There are three possible states:
  • No Safe Browsing protections -> no SCT auditing
  • Default Safe Browsing protections -> SCT auditing logic selects a small proportion of TLS connections and performs a k-anonymous lookup on an SCT. If that privacy-preserving SCT lookup reveals that the SCT is not known to Google but should be, the client uploads the certificate, SCTs, and hostname to Google (but no other information).
  • Enhanced Safe Browsing protections -> SCT auditing logic selects a small proportion of TLS connections and uploads the certificate, SCTs, and hostname to Google (but no other information).
We currently have no plans to change from this structure, but even if we did, we would ensure that SCT auditing was disabled when Safe Browsing protections are disabled.

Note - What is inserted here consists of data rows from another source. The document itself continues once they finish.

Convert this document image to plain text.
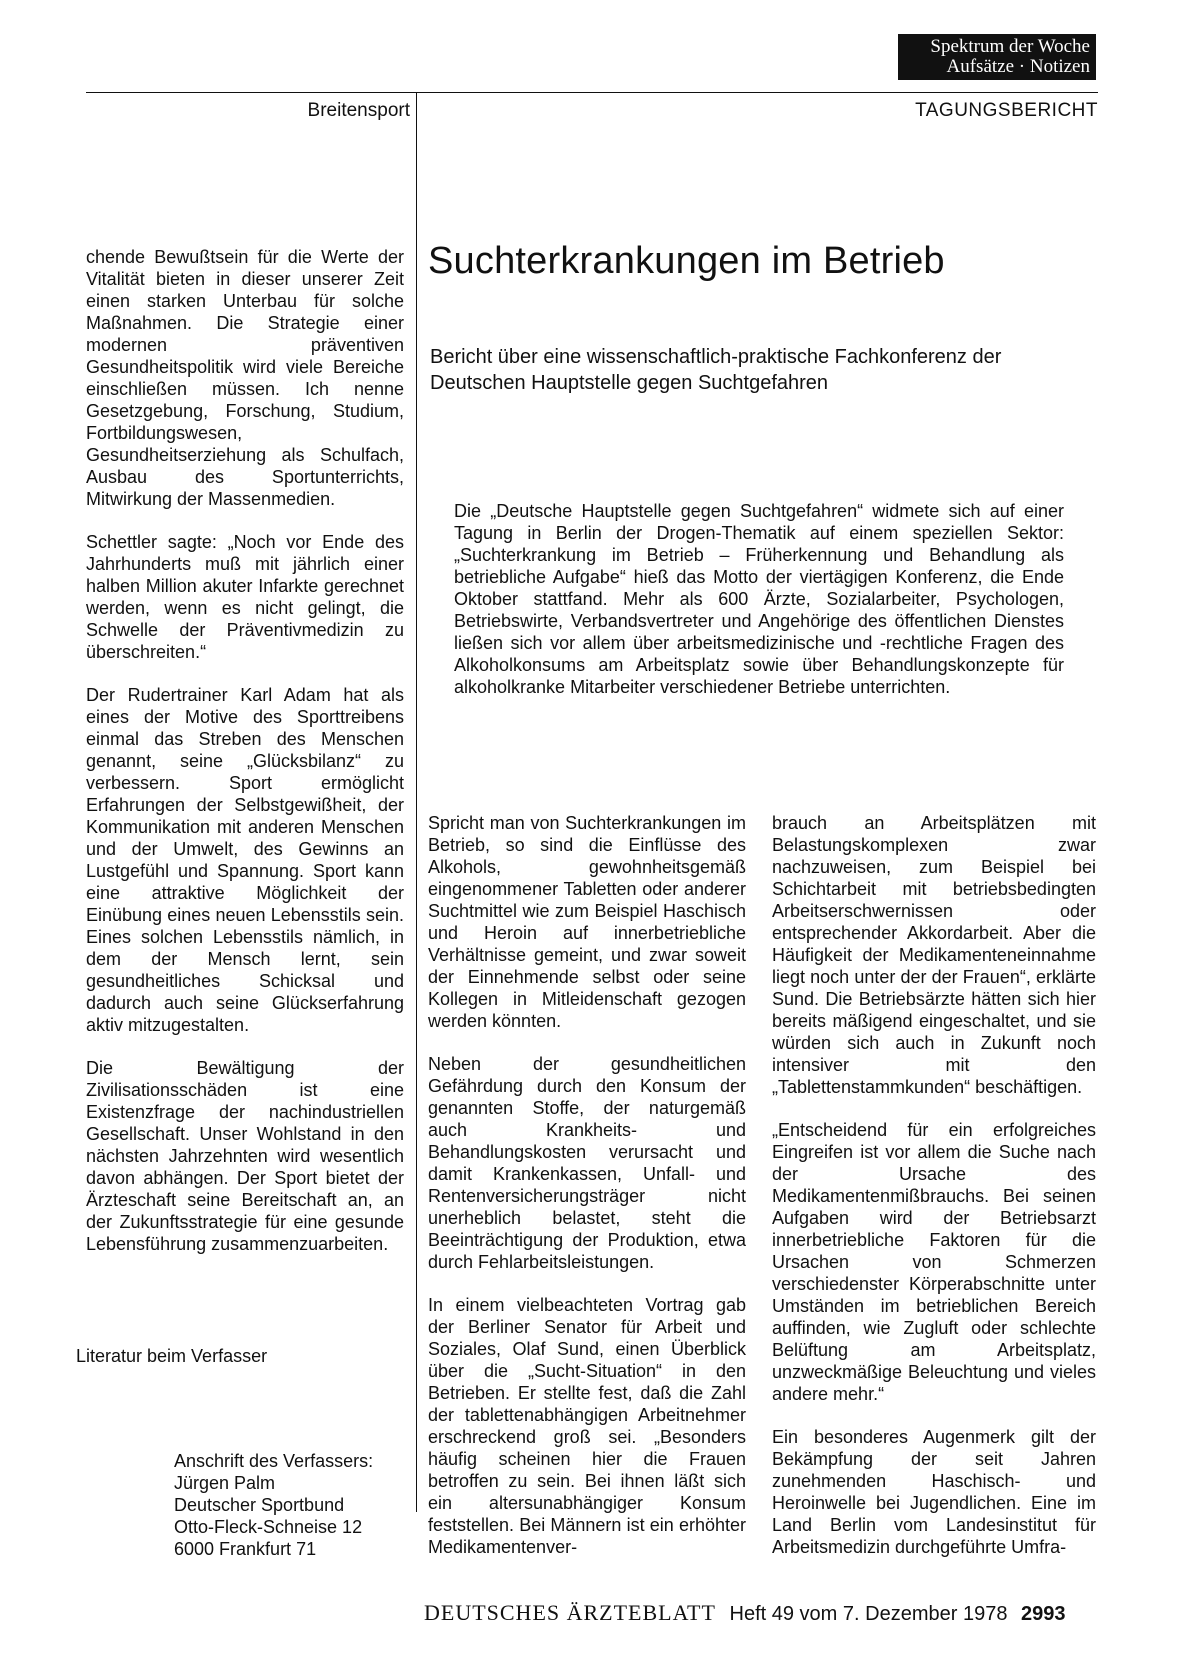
Spektrum der Woche
Aufsätze · Notizen
Breitensport	TAGUNGSBERICHT

chende Bewußtsein für die Werte der Vitalität bieten in dieser unserer Zeit einen starken Unterbau für solche Maßnahmen. Die Strategie einer modernen präventiven Gesundheitspolitik wird viele Bereiche einschließen müssen. Ich nenne Gesetzgebung, Forschung, Studium, Fortbildungswesen, Gesundheitserziehung als Schulfach, Ausbau des Sportunterrichts, Mitwirkung der Massenmedien.

Schettler sagte: „Noch vor Ende des Jahrhunderts muß mit jährlich einer halben Million akuter Infarkte gerechnet werden, wenn es nicht gelingt, die Schwelle der Präventivmedizin zu überschreiten.“

Der Rudertrainer Karl Adam hat als eines der Motive des Sporttreibens einmal das Streben des Menschen genannt, seine „Glücksbilanz“ zu verbessern. Sport ermöglicht Erfahrungen der Selbstgewißheit, der Kommunikation mit anderen Menschen und der Umwelt, des Gewinns an Lustgefühl und Spannung. Sport kann eine attraktive Möglichkeit der Einübung eines neuen Lebensstils sein. Eines solchen Lebensstils nämlich, in dem der Mensch lernt, sein gesundheitliches Schicksal und dadurch auch seine Glückserfahrung aktiv mitzugestalten.

Die Bewältigung der Zivilisationsschäden ist eine Existenzfrage der nachindustriellen Gesellschaft. Unser Wohlstand in den nächsten Jahrzehnten wird wesentlich davon abhängen. Der Sport bietet der Ärzteschaft seine Bereitschaft an, an der Zukunftsstrategie für eine gesunde Lebensführung zusammenzuarbeiten.

Literatur beim Verfasser
Anschrift des Verfassers:
Jürgen Palm
Deutscher Sportbund
Otto-Fleck-Schneise 12
6000 Frankfurt 71
Suchterkrankungen im Betrieb
Bericht über eine wissenschaftlich-praktische Fachkonferenz der Deutschen Hauptstelle gegen Suchtgefahren

Die „Deutsche Hauptstelle gegen Suchtgefahren“ widmete sich auf einer Tagung in Berlin der Drogen-Thematik auf einem speziellen Sektor: „Suchterkrankung im Betrieb – Früherkennung und Behandlung als betriebliche Aufgabe“ hieß das Motto der viertägigen Konferenz, die Ende Oktober stattfand. Mehr als 600 Ärzte, Sozialarbeiter, Psychologen, Betriebswirte, Verbandsvertreter und Angehörige des öffentlichen Dienstes ließen sich vor allem über arbeitsmedizinische und -rechtliche Fragen des Alkoholkonsums am Arbeitsplatz sowie über Behandlungskonzepte für alkoholkranke Mitarbeiter verschiedener Betriebe unterrichten.

Spricht man von Suchterkrankungen im Betrieb, so sind die Einflüsse des Alkohols, gewohnheitsgemäß eingenommener Tabletten oder anderer Suchtmittel wie zum Beispiel Haschisch und Heroin auf innerbetriebliche Verhältnisse gemeint, und zwar soweit der Einnehmende selbst oder seine Kollegen in Mitleidenschaft gezogen werden könnten.

Neben der gesundheitlichen Gefährdung durch den Konsum der genannten Stoffe, der naturgemäß auch Krankheits- und Behandlungskosten verursacht und damit Krankenkassen, Unfall- und Rentenversicherungsträger nicht unerheblich belastet, steht die Beeinträchtigung der Produktion, etwa durch Fehlarbeitsleistungen.

In einem vielbeachteten Vortrag gab der Berliner Senator für Arbeit und Soziales, Olaf Sund, einen Überblick über die „Sucht-Situation“ in den Betrieben. Er stellte fest, daß die Zahl der tablettenabhängigen Arbeitnehmer erschreckend groß sei. „Besonders häufig scheinen hier die Frauen betroffen zu sein. Bei ihnen läßt sich ein altersunabhängiger Konsum feststellen. Bei Männern ist ein erhöhter Medikamentenver-

brauch an Arbeitsplätzen mit Belastungskomplexen zwar nachzuweisen, zum Beispiel bei Schichtarbeit mit betriebsbedingten Arbeitserschwernissen oder entsprechender Akkordarbeit. Aber die Häufigkeit der Medikamenteneinnahme liegt noch unter der der Frauen“, erklärte Sund. Die Betriebsärzte hätten sich hier bereits mäßigend eingeschaltet, und sie würden sich auch in Zukunft noch intensiver mit den „Tablettenstammkunden“ beschäftigen.

„Entscheidend für ein erfolgreiches Eingreifen ist vor allem die Suche nach der Ursache des Medikamentenmißbrauchs. Bei seinen Aufgaben wird der Betriebsarzt innerbetriebliche Faktoren für die Ursachen von Schmerzen verschiedenster Körperabschnitte unter Umständen im betrieblichen Bereich auffinden, wie Zugluft oder schlechte Belüftung am Arbeitsplatz, unzweckmäßige Beleuchtung und vieles andere mehr.“

Ein besonderes Augenmerk gilt der Bekämpfung der seit Jahren zunehmenden Haschisch- und Heroinwelle bei Jugendlichen. Eine im Land Berlin vom Landesinstitut für Arbeitsmedizin durchgeführte Umfra-

DEUTSCHES ÄRZTEBLATT Heft 49 vom 7. Dezember 1978 2993
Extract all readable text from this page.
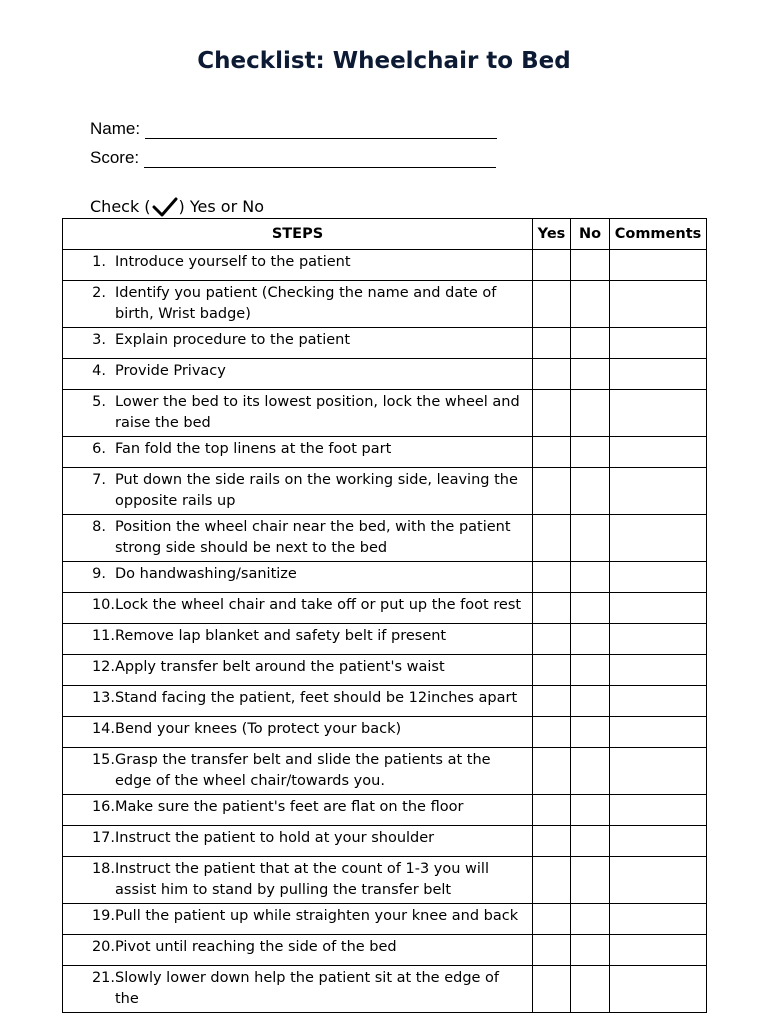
Checklist: Wheelchair to Bed
Name:
Score:
Check ( ) Yes or No
STEPS	Yes	No	Comments

1. Introduce yourself to the patient			

2. Identify you patient (Checking the name and date of birth, Wrist badge)			

3. Explain procedure to the patient			

4. Provide Privacy			

5. Lower the bed to its lowest position, lock the wheel and raise the bed			

6. Fan fold the top linens at the foot part			

7. Put down the side rails on the working side, leaving the opposite rails up			

8. Position the wheel chair near the bed, with the patient strong side should be next to the bed			

9. Do handwashing/sanitize			

10. Lock the wheel chair and take off or put up the foot rest			

11. Remove lap blanket and safety belt if present			

12. Apply transfer belt around the patient's waist			

13. Stand facing the patient, feet should be 12inches apart			

14. Bend your knees (To protect your back)			

15. Grasp the transfer belt and slide the patients at the edge of the wheel chair/towards you.			

16. Make sure the patient's feet are flat on the floor			

17. Instruct the patient to hold at your shoulder			

18. Instruct the patient that at the count of 1-3 you will assist him to stand by pulling the transfer belt			

19. Pull the patient up while straighten your knee and back			

20. Pivot until reaching the side of the bed			

21. Slowly lower down help the patient sit at the edge of the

We consider that a pretty clear signal that the device owner does not want to contact Google for security-related issues.

It's also important to note that SCT auditing is only enabled on certificates that chain to publicly-trusted roots. If a device has a custom root certificate installed, CT inclusion is not enforced, and thus SCT auditing is not enabled, for certificates using those custom roots. 

Best,
Joe, from Chrome's CT team

On Tue, Oct 24, 2023 at 11:18 AM David Laun <piistu...@gmail.com> wrote:
Hello,

is there any possible update on SCT auditing? Has the behaviour changed? We rely on the statement that SCT audting ist not active for clients with Safe Browsing disabled. Is this still true?